On the mass exodus of his white congregation ("White Flight") that greeted him when he and his family moved into Chicago in the 1960's.

"The people that sang 'red, brown, yellow, black and white,' as soon as they showed up in their kids' classroom, they were out of there. People who said 'Greater is he that is in you, than he that is in the world' took the Spirit and tried to run from the city. The people who believed in foreign missions shocked me because when the foreign mission came home, they left too."

On his Biblical understanding of cities prior to moving into one

"We were infusing scripture [that was] turning us into an anti-urban person without even knowing it."

"I am proof that you can be taught to read the Bible in Hebrew and Greek and not have a theology as big as the city."

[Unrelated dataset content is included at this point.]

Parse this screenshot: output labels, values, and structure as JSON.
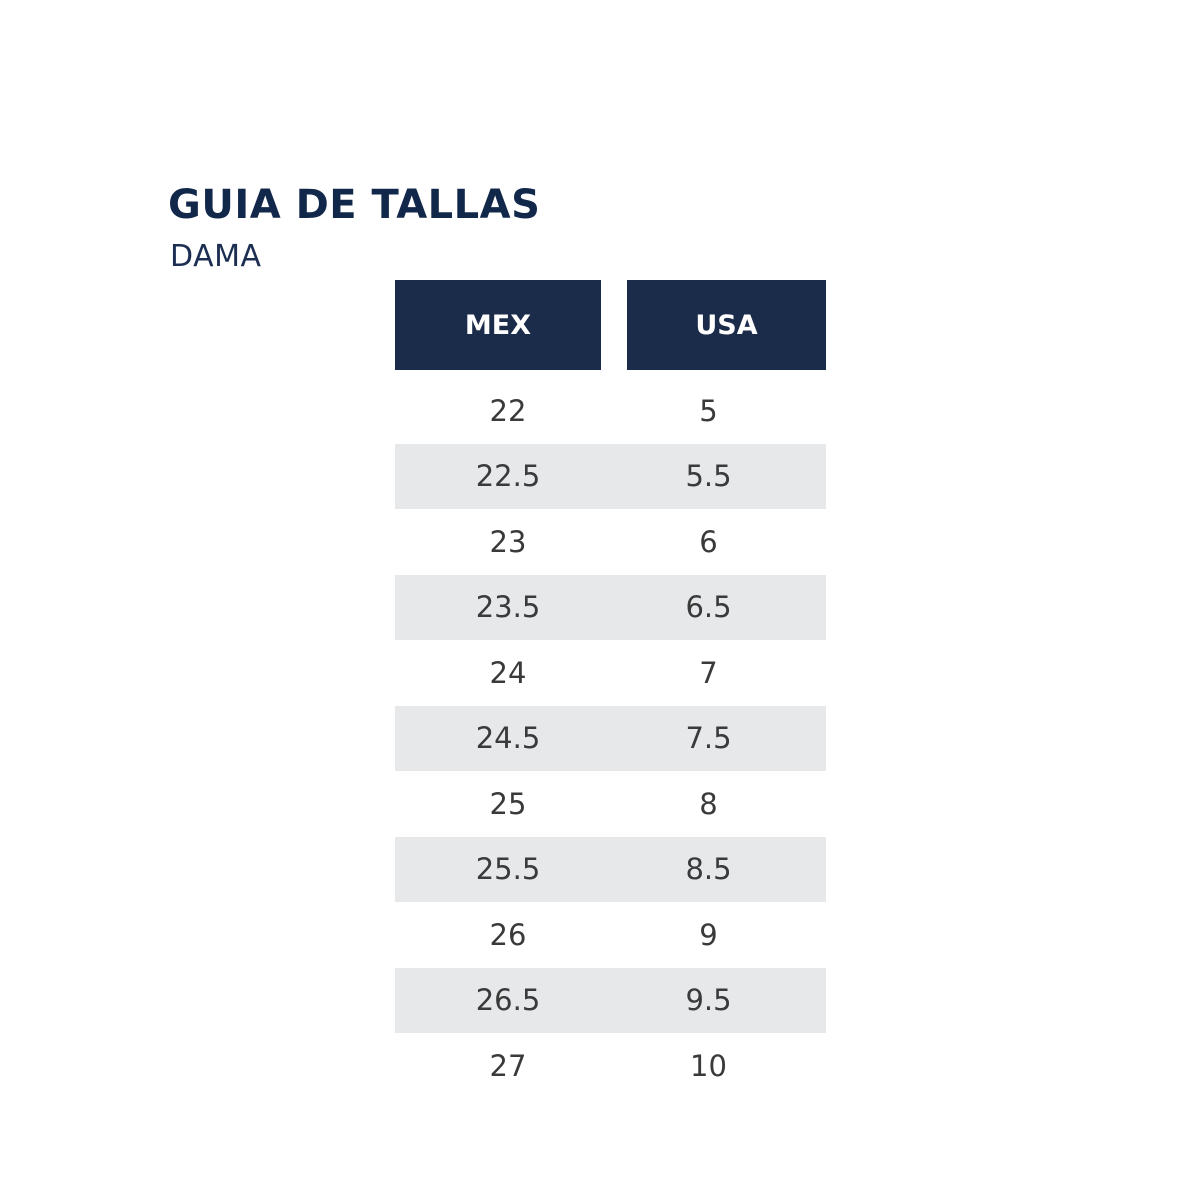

What Bekke Found Out About Cities When He Opened His Bible

"When I opened up the Scripture I was surprised to find the word 'city' appear 1250 times."

"The fault line for Evangelicals today is someone between having a misology for the city and a theology of the city."

"I needed to know the city because if you don't know it you can't love it."

On Common Grace

"Calvin also had a thesis called 'The Difference Between Saving Grace and Common Grace.' 'A city, he said, 'is a gift of common grace.' A city wall is a common grace of protection. A sewer system, a school system, the healthcare system, the transit system for those who cannot drive, these are common grace institutions. You pay for common grace by tax money. You pay for saving grace by tithe money. But it's all God's money."

The quotes above are taken from Raymond Bakke's Movement Day 2013 address given on October 10. The conference is aimed at bringing together hundreds of church leaders passionate about working for the good of their city.

Raymond Bakke pastored inner-city churches from 1959-1979 in inner city Chicago and Seattle. Bakke for many years served as a professor at several universities across the country and has written several books about urban ministry. He currently is the head of his own nonprofit, Ray Bakke Associates, through which he advises, speaks and consults on urban ministry.